Achievement
Choosing the right number of computer nodes in High-Performance Computing (HPC) is a critical challenge, requiring a difficult balance between job speed and power consumption. To solve this, researchers developed an automated framework that uses artificial intelligence to make this decision more effectively. The system’s first innovation is a method that learns from noisy system data by paying "attention" to the most important information. Its second is a data-efficient approach that intelligently selects only the most useful data for training. In tests using real-world supercomputer data, this method consistently found better compromises for the runtime-versus-power trade-off compared to existing techniques.
Significance and Impact
- Accelerates Scientific Discovery: Automates the complex and error-prone task of resource configuration, allowing scientists to focus on their research rather than on system tuning.
- Improves HPC System Efficiency: Improves resource utilization and energy conservation, building on previous work that demonstrated the potential to cut resource usage by 42%.

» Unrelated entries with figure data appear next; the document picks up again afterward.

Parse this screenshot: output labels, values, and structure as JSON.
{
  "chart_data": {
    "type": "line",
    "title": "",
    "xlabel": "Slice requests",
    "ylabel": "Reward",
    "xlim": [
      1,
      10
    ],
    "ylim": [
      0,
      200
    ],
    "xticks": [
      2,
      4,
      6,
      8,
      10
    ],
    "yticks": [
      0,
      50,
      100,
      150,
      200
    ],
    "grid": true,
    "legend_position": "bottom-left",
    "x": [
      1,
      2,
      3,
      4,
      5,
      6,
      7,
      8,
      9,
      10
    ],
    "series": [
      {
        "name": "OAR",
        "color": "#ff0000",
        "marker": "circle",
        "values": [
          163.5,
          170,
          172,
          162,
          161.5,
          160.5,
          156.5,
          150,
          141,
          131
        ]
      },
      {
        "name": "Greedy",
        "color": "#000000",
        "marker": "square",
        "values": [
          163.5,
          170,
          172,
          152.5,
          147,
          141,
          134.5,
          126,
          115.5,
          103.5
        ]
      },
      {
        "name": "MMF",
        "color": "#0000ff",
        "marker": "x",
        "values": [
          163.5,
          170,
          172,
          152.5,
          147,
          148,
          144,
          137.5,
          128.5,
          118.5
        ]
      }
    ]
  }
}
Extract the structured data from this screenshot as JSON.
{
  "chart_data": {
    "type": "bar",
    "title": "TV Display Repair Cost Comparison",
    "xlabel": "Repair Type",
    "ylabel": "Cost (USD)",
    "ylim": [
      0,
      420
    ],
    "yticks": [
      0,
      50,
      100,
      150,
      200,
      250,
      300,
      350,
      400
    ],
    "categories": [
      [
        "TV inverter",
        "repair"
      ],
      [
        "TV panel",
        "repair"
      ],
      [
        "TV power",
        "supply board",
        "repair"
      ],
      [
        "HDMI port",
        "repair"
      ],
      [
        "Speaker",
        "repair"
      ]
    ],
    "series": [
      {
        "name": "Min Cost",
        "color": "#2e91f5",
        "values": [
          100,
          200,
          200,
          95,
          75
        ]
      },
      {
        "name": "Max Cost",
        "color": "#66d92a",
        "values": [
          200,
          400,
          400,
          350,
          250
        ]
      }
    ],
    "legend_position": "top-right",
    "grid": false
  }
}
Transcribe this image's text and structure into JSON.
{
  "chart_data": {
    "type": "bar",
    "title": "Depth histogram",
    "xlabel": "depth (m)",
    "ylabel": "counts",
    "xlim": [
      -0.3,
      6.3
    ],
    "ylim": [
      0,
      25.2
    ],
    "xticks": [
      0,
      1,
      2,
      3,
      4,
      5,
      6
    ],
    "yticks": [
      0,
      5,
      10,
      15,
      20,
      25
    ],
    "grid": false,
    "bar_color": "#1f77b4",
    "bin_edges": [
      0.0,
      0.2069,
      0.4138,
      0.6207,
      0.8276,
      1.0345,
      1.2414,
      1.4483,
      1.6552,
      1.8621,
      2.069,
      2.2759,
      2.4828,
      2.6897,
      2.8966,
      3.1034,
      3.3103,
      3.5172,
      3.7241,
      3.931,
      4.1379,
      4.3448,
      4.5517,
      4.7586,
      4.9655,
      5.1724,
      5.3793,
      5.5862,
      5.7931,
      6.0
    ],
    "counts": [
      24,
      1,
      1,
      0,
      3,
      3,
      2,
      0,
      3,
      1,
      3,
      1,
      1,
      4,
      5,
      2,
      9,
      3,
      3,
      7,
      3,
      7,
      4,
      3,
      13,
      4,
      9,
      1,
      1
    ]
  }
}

- Lowers Operational Costs: By improving efficiency and reducing power consumption, the technology helps lower the substantial operational costs of multi-million-dollar supercomputing facilities.
- Provides Actionable Decision Support: Delivers a range of high-quality, balanced options (the Pareto front) to system operators and users, offering flexible choices rather than a single, rigid recommendation.
Research Details
- The research was grounded in practice by using real-world data from two production supercomputers, PM100 and Adastra, to ensure the approach was relevant and robust.
- The team developed an AI-driven method that intelligently samples a small but highly informative subset of the available data. This approach significantly reduced training overhead, enabled faster convergence, and produced smoother, more stable trade-off recommendations by suppressing erratic results.
- A core part of the study involved comparing their attention-informed approach against standard methods to determine which could find a better set of compromises between job runtime and power usage.
- The quality and diversity of the trade-off solutions found by each method were measured using standard performance metrics to provide an objective comparison.
Facility
The analysis was conducted on the Stampede3 supercomputer at the Texas Advanced Computing Center (TACC), using production data from the PM100 and Adastra supercomputers.
Sponsor/Funding
This work was supported by the U.S. Department of Energy, Office of Science, Advanced Computing Research, under contract DE-AC02-DE-AC05-00OR22725.
Team
- Ashna Nawar Ahmed, Texas State University
- Banooqa Banday, Texas State University
- Terry Jones, Oak Ridge National Laboratory
- Tanzima Z. Islam, Texas State University
Citation and DOI
Ahmed, A. N., Banday, B., Jones, T., & Islam, T. Z. Attention-Informed Surrogates for Navigating Power-Performance Trade-offs in HPC. Proceedings of the ML for Systems workshop (co-located with NeurIPS). San Diego, CA. (to appear)
Summary
This research introduces a data-efficient, AI-driven framework for making smarter scheduling decisions in High-Performance Computing. By using attention-based techniques and intelligent data sampling, the method effectively models the complex trade-off between performance and power. This work paves the way for more sustainable next-generation supercomputing systems that accelerate scientific discovery while minimizing operational costs.